FSD Bulletin

Issue 27 (2/2009)
18.8.2009

ISSN 1795-5262

Front page
Previous issues
Editorial staff

» latest issue

FSD Bulletin is the electronic newsletter of the Finnish Social Science Data Archive. The Bulletin provides information and news related to the data archive and social science research.


FSD

Finnish Social Science Data Archive
E-mail: fsd@tuni.fi

Privacy Policy


Destiny of Data in Hands of Researchers in Finland and Sweden – Guidance and Separate Allocations Would Secure Re-use

Hannele Keckman-Koivuniemi

In the spring, Swedish National Data Service (SND) charted the preservation and re-use of research data in the humanities, behavioural science, and social sciences. At the same time, views were probed on the barriers to and promotion of open access to research data. The respondents' familiarity with the OECD Recommendation on open access was also investigated. The survey was aimed at professors (549 respondents, response rate 38%) and postgraduates (1,147 respondents, response rate 28%).

The Finnish Social Science Data Archive conducted a similar Internet survey targeted at professors in 2006. This article presents and compares the results of the Finnish and Swedish professor surveys.

Data Left in Researchers' Possession More Often in Finland than in Sweden

About 70 percent of the Swedish and Finnish professors who responded to the surveys indicated that digital research data were collected in their own departments. After the research publication, the data are very often left in the primary researchers' possession as such - in Finland (59%) more often than in Sweden (46%).

Only rarely (Finland 13%, Sweden 11%) digital data are archived and described in the catalogues or databases of departments. Even more rarely the data end up being archived elsewhere, for instance in data archives (Finland 12%, Sweden 7%).

According to the professors, the existing digital research data in departments are often used in the follow-up studies conducted by the original researchers (Finland 94%, Sweden 54%), and relatively often in the surveys conducted by postgraduates and in other research projects within the departments. The data are also quite often used in teaching.

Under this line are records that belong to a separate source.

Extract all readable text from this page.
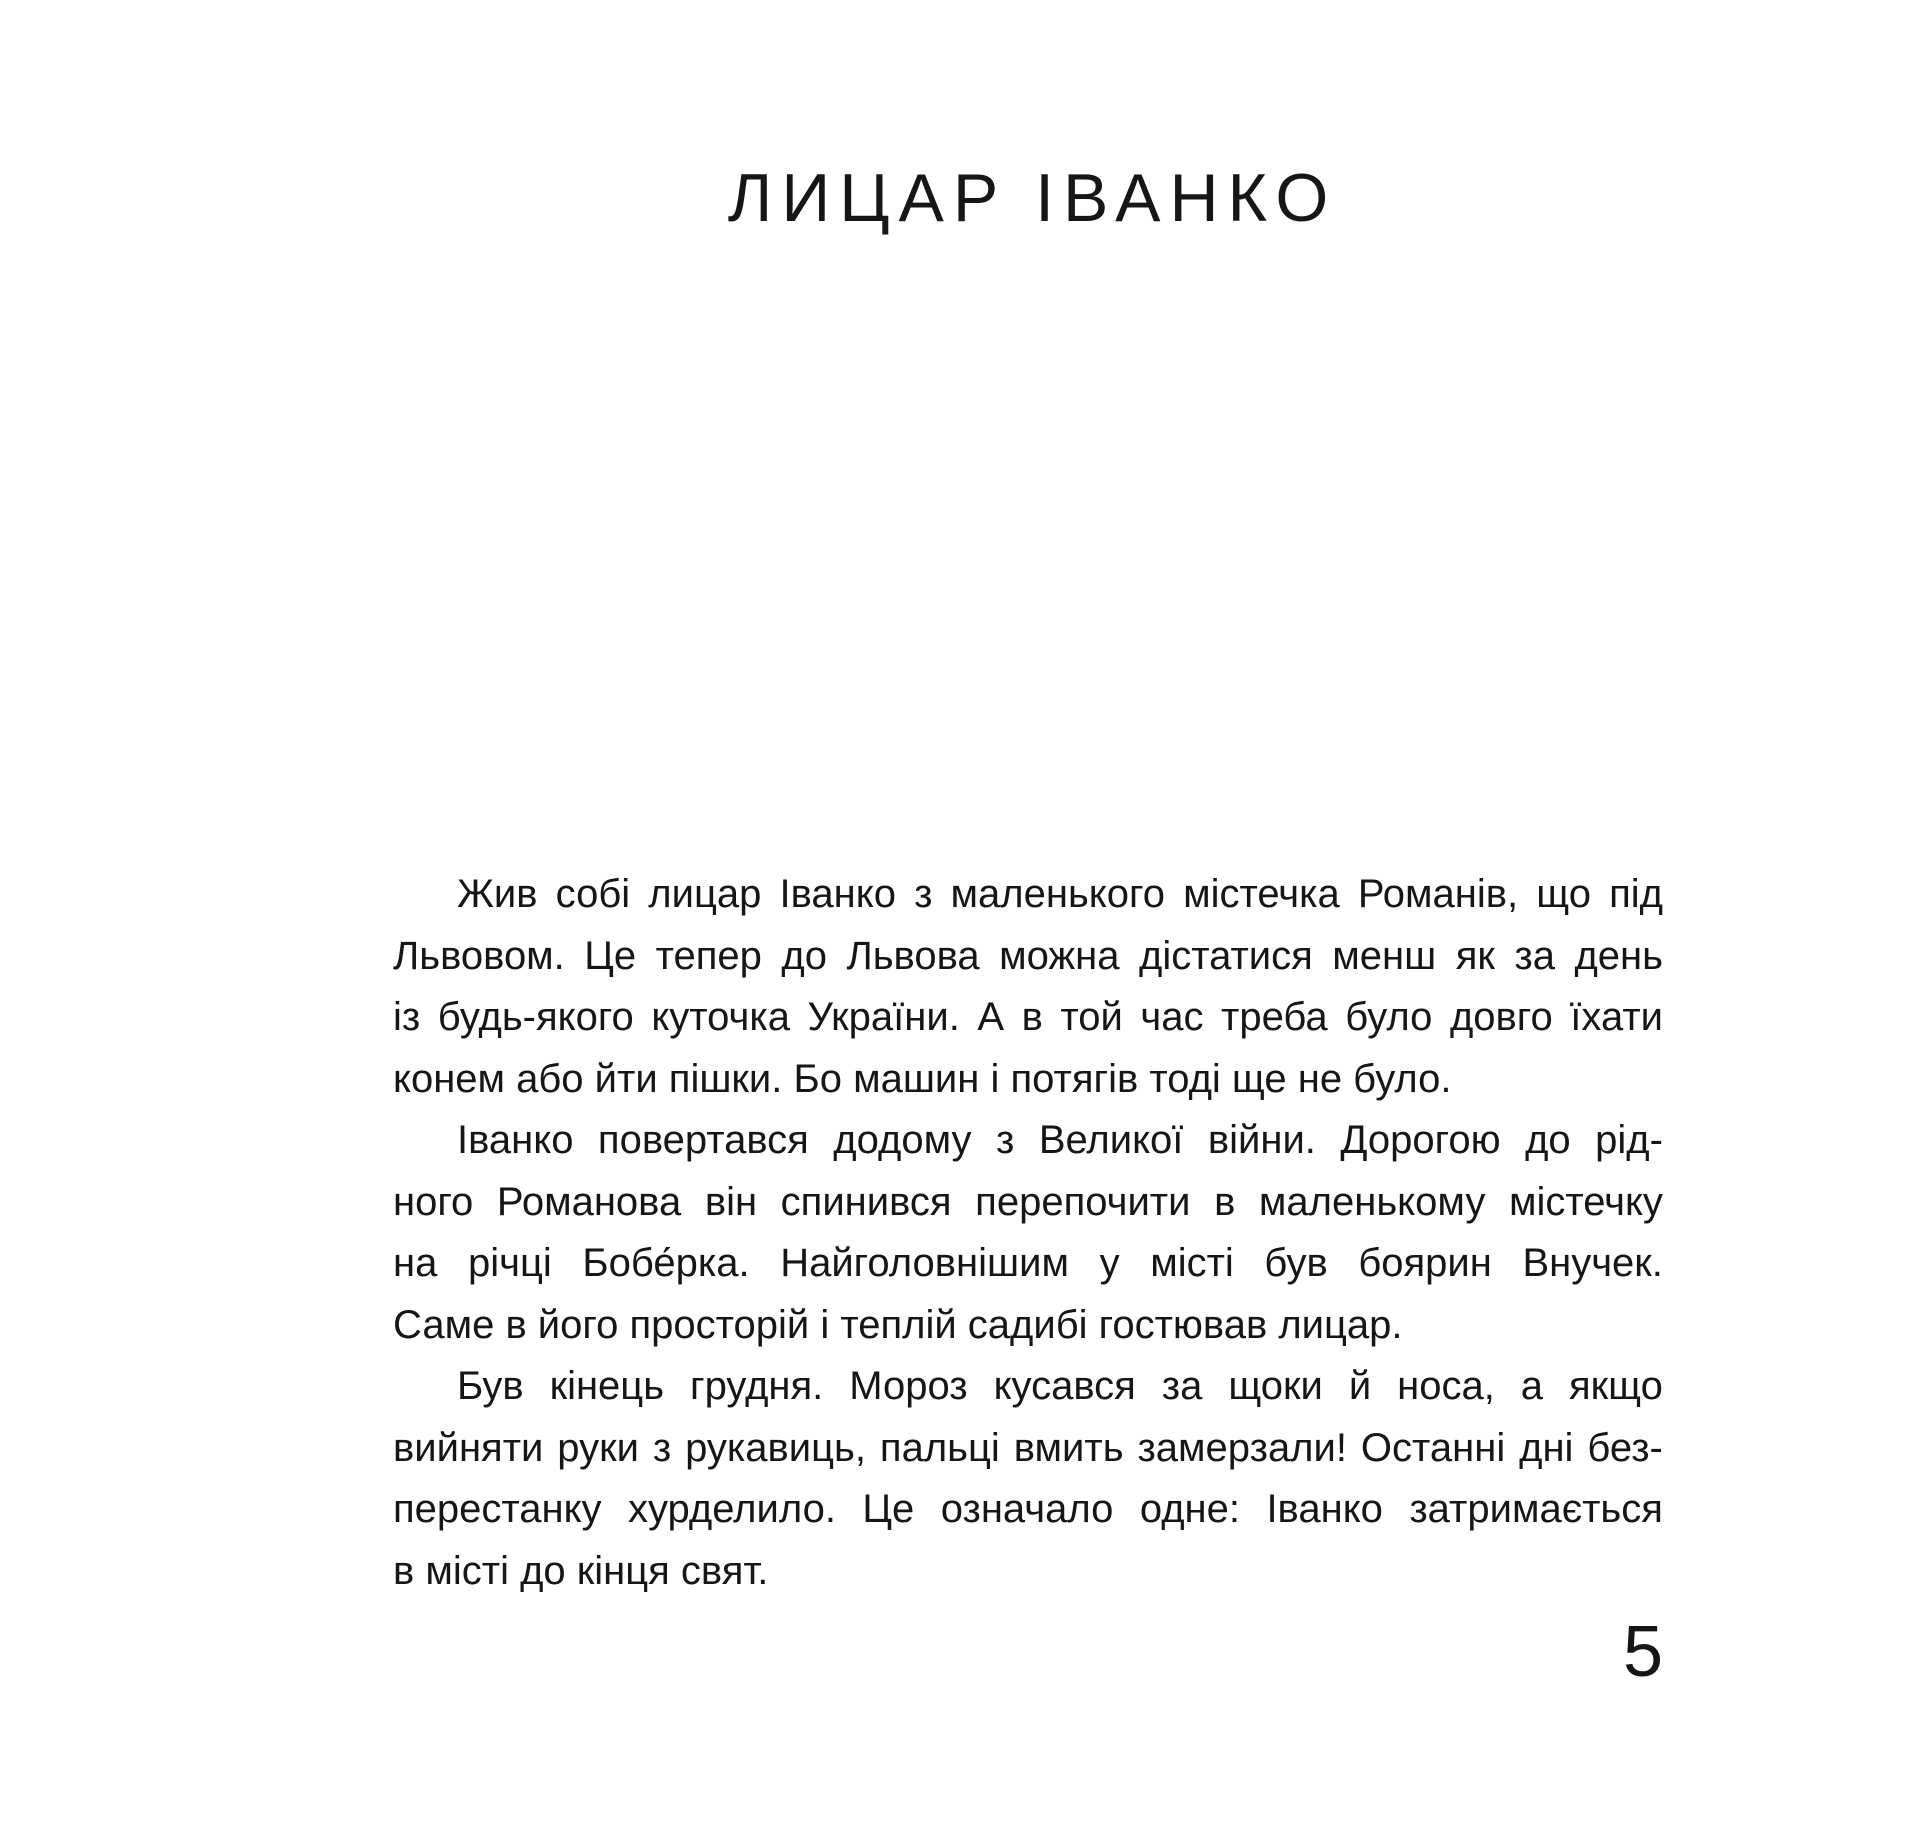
ЛИЦАР ІВАНКО
Жив собі лицар Іванко з маленького містечка Романів, що під
Львовом. Це тепер до Львова можна дістатися менш як за день
із будь-якого куточка України. А в той час треба було довго їхати
конем або йти пішки. Бо машин і потягів тоді ще не було.
Іванко повертався додому з Великої війни. Дорогою до рід-
ного Романова він спинився перепочити в маленькому містечку
на річці Бобе́рка. Найголовнішим у місті був боярин Внучек.
Саме в його просторій і теплій садибі гостював лицар.
Був кінець грудня. Мороз кусався за щоки й носа, а якщо
вийняти руки з рукавиць, пальці вмить замерзали! Останні дні без-
перестанку хурделило. Це означало одне: Іванко затримається
в місті до кінця свят.
5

In Sweden, the data are rarely entirely destroyed after the completion of the primary research project (3%), whereas this is more frequent in Finland (20%). 50 percent of the Swedish professors estimated that over half of the digital research data from completed projects are available for re-use. Approximately every fifth Finnish professor agreed.

Open Access Receives Support, but Resources Are Missing

Compared to their Finnish colleagues, the Swedish professors think more often that the ethical, legal, and technical viewpoints together with the problems related to use of data (insufficient documentation and organisation of the information content and data files) offer the best explanation for why research data are not re-used. Inadequate resources are the biggest obstacle to open access to research data according to the Swedes. The researchers do not have the time and money to document and edit their data for future re-use. In addition, there is not enough information available on data documentation. The same issues seem to worry the Finnish professors as well. However, the Finns consider the fact that the research participants are not informed about archiving beforehand to be the biggest obstacle to open access to research data.

According to the Swedish professors, open access to research data would best be promoted by introducing specific allocations for submitting data for re-use to research funding (83%), and by recognising archiving data for re-use as scientific merit (83%). In addition, the importance of producing more study materials and increasing education on data life cycle management was emphasised. According to the Finnish professors, guidelines and recommendations jointly produced by universities (84%) and introducing specific allocations for submitting data for re-use to research funding (81%) are the most essential ways of promoting open access.

OECD Recommendation Already More Known

In 2004, the science and technology ministers of the OECD signed the Declaration on Access to Research Data from Public Funding. The Recommendation based on the Declaration was published in 2007.

The Finnish and Swedish surveys also charted the professors' opinions on and knowledge of the Declaration. According to the Swedish results, 61 percent of the professors had never heard about the OECD Declaration or Recommendation. The corresponding proportion was 81% in the Finnish survey, which was conducted a couple of years earlier. This difference is more likely to reflect the activity of the international Open Access discussion in the past couple of years than the Swedish professors' greater familiarity with the issue.

Learn Your Lesson

The FSD has published a data management manual for research material on its website (only in Finnish). It contains guidelines on managing digital research material through the different stages of its life cycle.

 

Sources and additional information:
» Carina Carlhed & Iris Alfredsson (2009). Swedish National Data Service's Strategy for Sharing and Mediating Data. Practices of Open Access to and Reuse of Research Data – The State of Art in Sweden 2009. Paper presented at IASSIST/IFDO 2009. Mobile data and the life cycle. IASSIST's 35th annual conference, Tampere, Finland, May 26–29, 2009.